Arkansas recently broke ground for a $25 million practice facility that is expected to be completed by the summer of 2015. The Razorbacks are the lone SEC school without such a facility.

While a practice facility isn’t a deal breaker for McClure, he admits it is a plus.

“I won’t say it’s pretty big, but facilities do matter because that’s where you’re going to be at most of the time and that’s where we’re going to get better and where you’re going to put most of your work in.

“It’s kind of a big deal, but I really won’t base my decision off of a school’s facilities.”

McClure’s father, LeRoy, a Conway native, was a member of the 1976 Wampus Cats basketball team that went 36-0 and won a state title. He is the founder, chief executive officer and superintendent of FOCUS Academy, which consists of charter schools, Focus Learning, pre-kindergarten to sixth grade, and Triple A Academy, seventh through 12th grades.
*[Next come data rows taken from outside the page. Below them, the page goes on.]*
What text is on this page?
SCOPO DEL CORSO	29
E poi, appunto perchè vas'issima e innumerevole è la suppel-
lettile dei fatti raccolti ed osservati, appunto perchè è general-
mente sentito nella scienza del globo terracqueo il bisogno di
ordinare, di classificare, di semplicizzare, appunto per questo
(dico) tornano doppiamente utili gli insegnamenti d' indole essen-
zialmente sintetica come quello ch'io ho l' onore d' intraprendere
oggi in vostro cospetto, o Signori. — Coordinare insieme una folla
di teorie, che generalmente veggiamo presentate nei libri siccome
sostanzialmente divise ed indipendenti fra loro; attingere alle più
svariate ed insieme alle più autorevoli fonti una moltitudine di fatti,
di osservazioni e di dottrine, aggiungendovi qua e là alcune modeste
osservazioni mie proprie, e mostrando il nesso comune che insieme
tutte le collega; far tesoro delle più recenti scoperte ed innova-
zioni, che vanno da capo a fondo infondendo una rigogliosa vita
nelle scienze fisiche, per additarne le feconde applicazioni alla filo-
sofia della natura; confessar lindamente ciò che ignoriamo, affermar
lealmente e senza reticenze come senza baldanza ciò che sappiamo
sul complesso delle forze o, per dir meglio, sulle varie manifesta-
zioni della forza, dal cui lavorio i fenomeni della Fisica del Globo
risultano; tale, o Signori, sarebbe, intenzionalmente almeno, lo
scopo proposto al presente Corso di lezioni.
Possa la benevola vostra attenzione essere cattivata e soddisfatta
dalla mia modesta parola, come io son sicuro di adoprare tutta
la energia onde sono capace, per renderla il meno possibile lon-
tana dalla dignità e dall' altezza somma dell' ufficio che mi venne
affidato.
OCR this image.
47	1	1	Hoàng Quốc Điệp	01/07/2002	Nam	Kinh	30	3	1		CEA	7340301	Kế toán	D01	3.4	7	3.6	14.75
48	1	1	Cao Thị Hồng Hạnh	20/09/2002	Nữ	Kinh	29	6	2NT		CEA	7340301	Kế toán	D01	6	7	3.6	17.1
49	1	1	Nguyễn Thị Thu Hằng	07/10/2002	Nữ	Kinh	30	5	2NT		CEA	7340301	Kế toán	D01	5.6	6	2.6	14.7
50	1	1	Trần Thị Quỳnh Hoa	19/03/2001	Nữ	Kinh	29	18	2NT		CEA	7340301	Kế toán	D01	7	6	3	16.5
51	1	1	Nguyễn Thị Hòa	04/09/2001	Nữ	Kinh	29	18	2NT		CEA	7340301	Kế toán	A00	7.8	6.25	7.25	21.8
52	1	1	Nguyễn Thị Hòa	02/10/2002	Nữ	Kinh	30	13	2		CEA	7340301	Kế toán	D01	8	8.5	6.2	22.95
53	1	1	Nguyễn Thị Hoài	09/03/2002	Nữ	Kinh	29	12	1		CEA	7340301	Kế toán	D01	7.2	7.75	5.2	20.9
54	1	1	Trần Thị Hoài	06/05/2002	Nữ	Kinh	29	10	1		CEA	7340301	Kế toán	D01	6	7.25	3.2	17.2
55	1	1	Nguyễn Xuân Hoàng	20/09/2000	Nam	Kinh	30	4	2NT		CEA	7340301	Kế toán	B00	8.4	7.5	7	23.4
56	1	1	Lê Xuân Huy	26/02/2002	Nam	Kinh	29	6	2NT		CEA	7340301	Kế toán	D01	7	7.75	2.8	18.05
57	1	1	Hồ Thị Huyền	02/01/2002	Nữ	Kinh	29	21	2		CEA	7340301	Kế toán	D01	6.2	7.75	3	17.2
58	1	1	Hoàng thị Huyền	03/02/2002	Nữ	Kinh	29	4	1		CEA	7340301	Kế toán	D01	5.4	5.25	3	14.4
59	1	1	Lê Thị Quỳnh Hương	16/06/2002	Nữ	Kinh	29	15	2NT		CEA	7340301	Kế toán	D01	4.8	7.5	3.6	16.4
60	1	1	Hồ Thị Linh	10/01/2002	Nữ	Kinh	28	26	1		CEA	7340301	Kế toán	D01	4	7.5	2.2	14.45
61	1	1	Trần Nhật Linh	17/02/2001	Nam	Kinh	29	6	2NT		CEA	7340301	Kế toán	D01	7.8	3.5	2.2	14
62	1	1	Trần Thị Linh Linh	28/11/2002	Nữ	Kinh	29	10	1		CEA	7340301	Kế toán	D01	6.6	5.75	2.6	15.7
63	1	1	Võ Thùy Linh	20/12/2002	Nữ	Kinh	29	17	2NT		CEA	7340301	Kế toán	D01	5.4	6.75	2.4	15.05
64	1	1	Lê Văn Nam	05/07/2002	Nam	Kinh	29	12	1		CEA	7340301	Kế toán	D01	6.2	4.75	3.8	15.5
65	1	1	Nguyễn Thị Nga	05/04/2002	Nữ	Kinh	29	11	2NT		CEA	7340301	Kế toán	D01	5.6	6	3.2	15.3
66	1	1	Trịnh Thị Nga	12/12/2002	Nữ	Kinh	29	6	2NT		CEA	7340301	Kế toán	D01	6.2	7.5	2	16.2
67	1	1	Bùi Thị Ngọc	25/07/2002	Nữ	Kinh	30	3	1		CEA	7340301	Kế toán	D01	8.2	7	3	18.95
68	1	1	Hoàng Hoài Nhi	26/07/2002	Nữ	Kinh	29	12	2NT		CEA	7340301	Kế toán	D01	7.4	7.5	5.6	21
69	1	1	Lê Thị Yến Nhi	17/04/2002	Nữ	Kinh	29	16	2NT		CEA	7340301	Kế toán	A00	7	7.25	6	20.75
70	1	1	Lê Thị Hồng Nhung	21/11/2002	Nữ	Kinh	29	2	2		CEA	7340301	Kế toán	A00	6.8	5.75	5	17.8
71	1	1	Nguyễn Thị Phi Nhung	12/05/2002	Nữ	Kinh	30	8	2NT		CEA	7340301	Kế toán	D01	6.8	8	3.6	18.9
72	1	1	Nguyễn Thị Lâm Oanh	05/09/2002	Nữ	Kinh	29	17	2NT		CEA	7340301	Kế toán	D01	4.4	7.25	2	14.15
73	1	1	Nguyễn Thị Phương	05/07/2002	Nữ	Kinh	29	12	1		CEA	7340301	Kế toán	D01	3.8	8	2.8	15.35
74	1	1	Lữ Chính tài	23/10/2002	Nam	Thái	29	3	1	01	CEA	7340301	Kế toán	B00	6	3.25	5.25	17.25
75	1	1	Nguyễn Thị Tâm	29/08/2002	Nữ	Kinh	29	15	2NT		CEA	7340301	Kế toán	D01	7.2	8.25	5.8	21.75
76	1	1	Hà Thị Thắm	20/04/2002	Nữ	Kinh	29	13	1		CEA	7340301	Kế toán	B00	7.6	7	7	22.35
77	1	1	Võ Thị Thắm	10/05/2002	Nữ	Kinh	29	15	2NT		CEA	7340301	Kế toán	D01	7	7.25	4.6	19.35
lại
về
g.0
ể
Family members back in Arkansas are vocal about where they would like to see McClure end up in college.

“Most of my family from Arkansas are telling me to go to Arkansas,” he said. “That’s pretty much all I hear when I go down there. ‘King, come to Arkansas. King, come to Arkansas.’ ”

McClure said he is confident Anderson can help him with his development on and off the court.

“Coach Anderson is a good man,” McClure said. “He has good morals and good ethics, and he’s a hard worker. I think he could instill those character traits in me and make me better on and off the court.”